William E. Roberts Professorship
Rob Trumbour Headshot
The funding provided through the professorship enables me as a design instructor to build together with students, at a one to one scale with methods and materials equivalent to what is happening in the architectural, engineering and construction industries.

First and foremost, the William E. Roberts Professorship has given me the opportunity to offer applied research projects at a large scale, which is often unobtainable due to budget and space constraints. Architects are trained to imagine and envision at a scale that shapes the built environment we live in, but it is rare to be involved in the physical realization. The funding provided through the professorship enables me as a design instructor to build together with students, at a one to one scale with methods and materials equivalent to what is happening in the architectural, engineering and construction industries.

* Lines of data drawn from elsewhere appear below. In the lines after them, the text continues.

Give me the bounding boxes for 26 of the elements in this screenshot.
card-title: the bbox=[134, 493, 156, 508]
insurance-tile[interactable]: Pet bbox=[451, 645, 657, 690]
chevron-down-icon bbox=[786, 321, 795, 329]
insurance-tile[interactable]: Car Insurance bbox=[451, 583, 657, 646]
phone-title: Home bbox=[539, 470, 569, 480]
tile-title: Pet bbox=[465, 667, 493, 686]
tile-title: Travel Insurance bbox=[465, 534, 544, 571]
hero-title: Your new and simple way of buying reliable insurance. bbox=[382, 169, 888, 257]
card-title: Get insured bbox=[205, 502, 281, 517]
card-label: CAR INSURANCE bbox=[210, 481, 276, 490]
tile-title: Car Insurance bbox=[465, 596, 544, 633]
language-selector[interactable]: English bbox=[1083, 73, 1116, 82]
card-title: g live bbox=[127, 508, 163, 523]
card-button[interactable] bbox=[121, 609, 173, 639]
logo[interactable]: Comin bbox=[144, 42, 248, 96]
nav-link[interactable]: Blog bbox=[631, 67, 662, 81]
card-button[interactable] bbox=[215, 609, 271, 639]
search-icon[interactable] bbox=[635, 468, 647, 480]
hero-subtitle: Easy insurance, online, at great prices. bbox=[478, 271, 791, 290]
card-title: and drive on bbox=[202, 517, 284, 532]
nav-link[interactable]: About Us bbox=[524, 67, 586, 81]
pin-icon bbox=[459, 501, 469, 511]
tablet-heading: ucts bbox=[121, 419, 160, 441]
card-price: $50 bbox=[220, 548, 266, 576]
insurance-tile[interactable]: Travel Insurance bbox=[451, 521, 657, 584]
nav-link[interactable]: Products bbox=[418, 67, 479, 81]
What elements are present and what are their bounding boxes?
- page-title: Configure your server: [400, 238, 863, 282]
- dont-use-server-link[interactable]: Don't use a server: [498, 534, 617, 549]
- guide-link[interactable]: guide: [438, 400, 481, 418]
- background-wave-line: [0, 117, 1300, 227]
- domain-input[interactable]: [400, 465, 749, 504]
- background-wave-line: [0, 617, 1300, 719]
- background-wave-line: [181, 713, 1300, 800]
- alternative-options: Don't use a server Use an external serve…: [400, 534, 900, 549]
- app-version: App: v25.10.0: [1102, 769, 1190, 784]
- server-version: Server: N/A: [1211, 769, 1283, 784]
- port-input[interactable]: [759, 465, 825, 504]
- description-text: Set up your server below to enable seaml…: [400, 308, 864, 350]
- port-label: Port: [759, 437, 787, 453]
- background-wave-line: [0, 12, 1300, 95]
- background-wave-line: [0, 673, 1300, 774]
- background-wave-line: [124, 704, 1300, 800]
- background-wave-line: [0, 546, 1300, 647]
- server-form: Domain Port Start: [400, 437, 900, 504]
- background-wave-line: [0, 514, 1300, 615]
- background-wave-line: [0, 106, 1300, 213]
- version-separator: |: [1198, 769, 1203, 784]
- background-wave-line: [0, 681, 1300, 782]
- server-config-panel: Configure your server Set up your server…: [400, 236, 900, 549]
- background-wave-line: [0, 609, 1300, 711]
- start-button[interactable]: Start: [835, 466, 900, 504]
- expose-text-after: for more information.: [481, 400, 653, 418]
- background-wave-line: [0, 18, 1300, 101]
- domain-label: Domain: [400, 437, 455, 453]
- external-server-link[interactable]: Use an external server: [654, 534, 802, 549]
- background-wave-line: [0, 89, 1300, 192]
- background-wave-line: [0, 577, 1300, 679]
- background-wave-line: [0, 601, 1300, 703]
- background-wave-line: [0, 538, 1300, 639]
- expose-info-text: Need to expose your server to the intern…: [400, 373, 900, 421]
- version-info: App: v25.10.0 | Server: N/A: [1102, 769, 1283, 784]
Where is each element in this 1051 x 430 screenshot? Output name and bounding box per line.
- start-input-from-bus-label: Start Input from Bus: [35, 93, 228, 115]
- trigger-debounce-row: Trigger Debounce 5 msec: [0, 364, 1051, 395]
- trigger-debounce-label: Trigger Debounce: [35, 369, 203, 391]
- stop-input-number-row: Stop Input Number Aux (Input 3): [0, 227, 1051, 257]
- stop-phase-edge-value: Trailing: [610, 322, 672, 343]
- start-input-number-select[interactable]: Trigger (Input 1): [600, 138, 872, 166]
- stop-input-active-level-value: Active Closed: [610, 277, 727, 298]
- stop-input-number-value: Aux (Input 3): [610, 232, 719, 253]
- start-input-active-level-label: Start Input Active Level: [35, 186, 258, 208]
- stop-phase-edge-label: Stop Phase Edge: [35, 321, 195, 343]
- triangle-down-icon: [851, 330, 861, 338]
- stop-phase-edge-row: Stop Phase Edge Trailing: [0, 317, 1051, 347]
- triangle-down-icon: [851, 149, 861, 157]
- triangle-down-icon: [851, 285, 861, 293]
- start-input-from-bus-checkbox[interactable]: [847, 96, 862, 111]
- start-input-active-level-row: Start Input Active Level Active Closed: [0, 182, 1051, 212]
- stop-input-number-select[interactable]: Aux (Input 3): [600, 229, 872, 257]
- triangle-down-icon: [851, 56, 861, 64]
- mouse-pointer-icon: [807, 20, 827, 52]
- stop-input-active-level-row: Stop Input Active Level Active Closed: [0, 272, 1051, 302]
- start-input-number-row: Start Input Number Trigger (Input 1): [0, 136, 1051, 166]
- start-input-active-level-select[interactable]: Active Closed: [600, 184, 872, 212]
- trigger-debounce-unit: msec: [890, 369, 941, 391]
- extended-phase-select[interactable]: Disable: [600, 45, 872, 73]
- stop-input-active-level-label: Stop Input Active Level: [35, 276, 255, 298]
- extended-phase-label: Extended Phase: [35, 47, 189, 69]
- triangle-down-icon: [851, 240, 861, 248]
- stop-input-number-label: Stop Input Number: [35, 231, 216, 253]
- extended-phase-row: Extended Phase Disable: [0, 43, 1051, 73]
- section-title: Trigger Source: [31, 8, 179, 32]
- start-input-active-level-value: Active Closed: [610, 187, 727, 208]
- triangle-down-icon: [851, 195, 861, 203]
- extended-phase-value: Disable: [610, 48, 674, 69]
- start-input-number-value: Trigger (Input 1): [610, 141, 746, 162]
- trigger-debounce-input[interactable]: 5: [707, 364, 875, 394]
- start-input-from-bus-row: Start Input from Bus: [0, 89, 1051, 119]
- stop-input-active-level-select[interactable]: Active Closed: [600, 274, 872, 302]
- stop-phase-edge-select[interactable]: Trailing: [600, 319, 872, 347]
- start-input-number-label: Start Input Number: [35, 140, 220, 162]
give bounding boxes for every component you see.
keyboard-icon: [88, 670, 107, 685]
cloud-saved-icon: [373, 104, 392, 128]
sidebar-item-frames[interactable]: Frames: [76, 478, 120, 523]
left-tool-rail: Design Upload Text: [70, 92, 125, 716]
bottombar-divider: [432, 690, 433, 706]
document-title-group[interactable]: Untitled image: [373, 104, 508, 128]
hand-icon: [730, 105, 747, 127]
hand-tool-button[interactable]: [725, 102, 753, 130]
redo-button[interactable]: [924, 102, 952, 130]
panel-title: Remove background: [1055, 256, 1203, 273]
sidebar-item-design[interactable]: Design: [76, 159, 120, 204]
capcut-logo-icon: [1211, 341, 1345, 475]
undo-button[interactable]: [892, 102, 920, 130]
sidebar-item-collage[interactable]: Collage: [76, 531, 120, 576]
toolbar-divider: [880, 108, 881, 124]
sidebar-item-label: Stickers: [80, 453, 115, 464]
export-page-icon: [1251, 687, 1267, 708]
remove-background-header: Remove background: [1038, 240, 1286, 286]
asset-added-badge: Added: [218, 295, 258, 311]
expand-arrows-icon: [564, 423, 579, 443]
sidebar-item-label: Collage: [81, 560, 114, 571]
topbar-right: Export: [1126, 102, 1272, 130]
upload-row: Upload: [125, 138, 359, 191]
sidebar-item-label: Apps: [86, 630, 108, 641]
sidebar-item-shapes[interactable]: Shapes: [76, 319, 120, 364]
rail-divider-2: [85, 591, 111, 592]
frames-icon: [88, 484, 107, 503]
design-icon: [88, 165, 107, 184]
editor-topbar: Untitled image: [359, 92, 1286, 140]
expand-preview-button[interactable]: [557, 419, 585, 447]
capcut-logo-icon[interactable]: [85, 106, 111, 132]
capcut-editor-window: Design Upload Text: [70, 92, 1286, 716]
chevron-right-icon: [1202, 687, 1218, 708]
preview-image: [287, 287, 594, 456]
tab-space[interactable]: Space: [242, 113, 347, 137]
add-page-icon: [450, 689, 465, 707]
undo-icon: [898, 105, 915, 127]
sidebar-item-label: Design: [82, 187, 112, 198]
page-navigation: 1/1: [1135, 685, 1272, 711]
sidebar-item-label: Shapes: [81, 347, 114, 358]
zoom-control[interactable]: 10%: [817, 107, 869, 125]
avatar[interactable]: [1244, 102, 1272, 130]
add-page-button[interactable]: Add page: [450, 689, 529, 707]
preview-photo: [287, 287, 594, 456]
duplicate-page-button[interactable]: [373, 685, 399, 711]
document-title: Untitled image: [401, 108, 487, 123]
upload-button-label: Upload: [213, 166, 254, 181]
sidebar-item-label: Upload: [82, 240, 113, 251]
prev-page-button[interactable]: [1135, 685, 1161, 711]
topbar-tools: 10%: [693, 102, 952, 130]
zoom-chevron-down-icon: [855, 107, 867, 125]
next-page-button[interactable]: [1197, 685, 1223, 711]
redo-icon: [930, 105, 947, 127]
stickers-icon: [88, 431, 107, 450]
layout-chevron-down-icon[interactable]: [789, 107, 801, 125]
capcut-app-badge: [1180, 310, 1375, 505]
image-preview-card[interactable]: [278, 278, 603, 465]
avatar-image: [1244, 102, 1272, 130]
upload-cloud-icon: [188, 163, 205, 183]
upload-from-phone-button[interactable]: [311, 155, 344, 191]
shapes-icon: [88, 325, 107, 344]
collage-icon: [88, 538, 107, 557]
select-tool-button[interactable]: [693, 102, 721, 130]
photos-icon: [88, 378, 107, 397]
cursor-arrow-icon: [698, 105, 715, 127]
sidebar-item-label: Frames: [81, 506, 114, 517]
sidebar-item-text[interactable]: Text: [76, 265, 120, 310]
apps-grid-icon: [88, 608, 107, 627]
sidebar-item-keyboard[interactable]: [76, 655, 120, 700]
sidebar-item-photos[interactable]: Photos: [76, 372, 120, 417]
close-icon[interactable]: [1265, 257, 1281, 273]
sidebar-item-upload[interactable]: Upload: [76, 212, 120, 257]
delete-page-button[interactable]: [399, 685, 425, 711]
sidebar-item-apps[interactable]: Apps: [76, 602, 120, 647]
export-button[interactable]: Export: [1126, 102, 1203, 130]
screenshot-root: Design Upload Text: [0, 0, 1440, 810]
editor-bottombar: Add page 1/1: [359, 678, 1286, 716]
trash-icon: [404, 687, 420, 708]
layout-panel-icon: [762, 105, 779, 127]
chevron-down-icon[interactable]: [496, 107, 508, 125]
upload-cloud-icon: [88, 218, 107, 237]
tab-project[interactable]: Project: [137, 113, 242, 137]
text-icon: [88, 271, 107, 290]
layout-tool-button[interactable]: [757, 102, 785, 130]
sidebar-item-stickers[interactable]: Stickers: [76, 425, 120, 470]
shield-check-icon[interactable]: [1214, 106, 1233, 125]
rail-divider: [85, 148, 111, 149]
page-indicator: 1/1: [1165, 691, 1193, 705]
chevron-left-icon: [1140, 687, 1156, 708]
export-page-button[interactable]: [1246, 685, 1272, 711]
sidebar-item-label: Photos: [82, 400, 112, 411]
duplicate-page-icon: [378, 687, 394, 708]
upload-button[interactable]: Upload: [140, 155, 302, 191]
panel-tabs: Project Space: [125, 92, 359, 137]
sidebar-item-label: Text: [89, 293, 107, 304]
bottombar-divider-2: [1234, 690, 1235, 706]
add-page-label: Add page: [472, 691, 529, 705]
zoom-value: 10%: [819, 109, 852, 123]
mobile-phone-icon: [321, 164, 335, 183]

In my courses we can go beyond standard design research by experimenting and testing innovative materials and methods of fabrication including composites and additive manufacturing. These areas of research, which are familiar in the engineering disciplines, are now becoming topics within architecture due to their capacity to address material efficiency and waste reduction, customization and industrial manufacturing methods. Over the past year my course work with students has involved material research and manufacturing methods of pre-impregnated carbon fiber as a system of building that engages in additive processes of construction. Rather than beginning with a sheet good or standardized volumetric building unit, the additive process allows you to add material where it performs best.

Additive processes have also included clay extrusion using our program’s 6 axis industrial robotic arm. In the spirit of other 3D printing processes, clay extrusion prints with a clay mixture that is customizable based on the application and is controlled through computational scripting and robotic movements. This process began with  developing a custom end of arm tooling needed to perform the extrusion followed by the development of a workflow from design to production. Graduate students in an advanced fabrication seminar explored additive manufacturing methods applied directly to their yearlong thesis projects.

Lastly, work at the Autodesk Build Space in South Boston has continued to provide the program with access to amazing manufacturing tools and research support for two studio groups over the past year. The Build Space is one of three Technology Centers supported by Autodesk, and as their website states, “hosts teams from industry, academic, and startup communities doing forward-looking work in the areas of construction, manufacturing, and emerging technologies.” Work at Autodesk has included the fabrication of modular carbon fiber components and robotic foam cutting methods developed to manufacture modular precast concrete form work for complex geometries in collaboration with a leading precast manufacturing.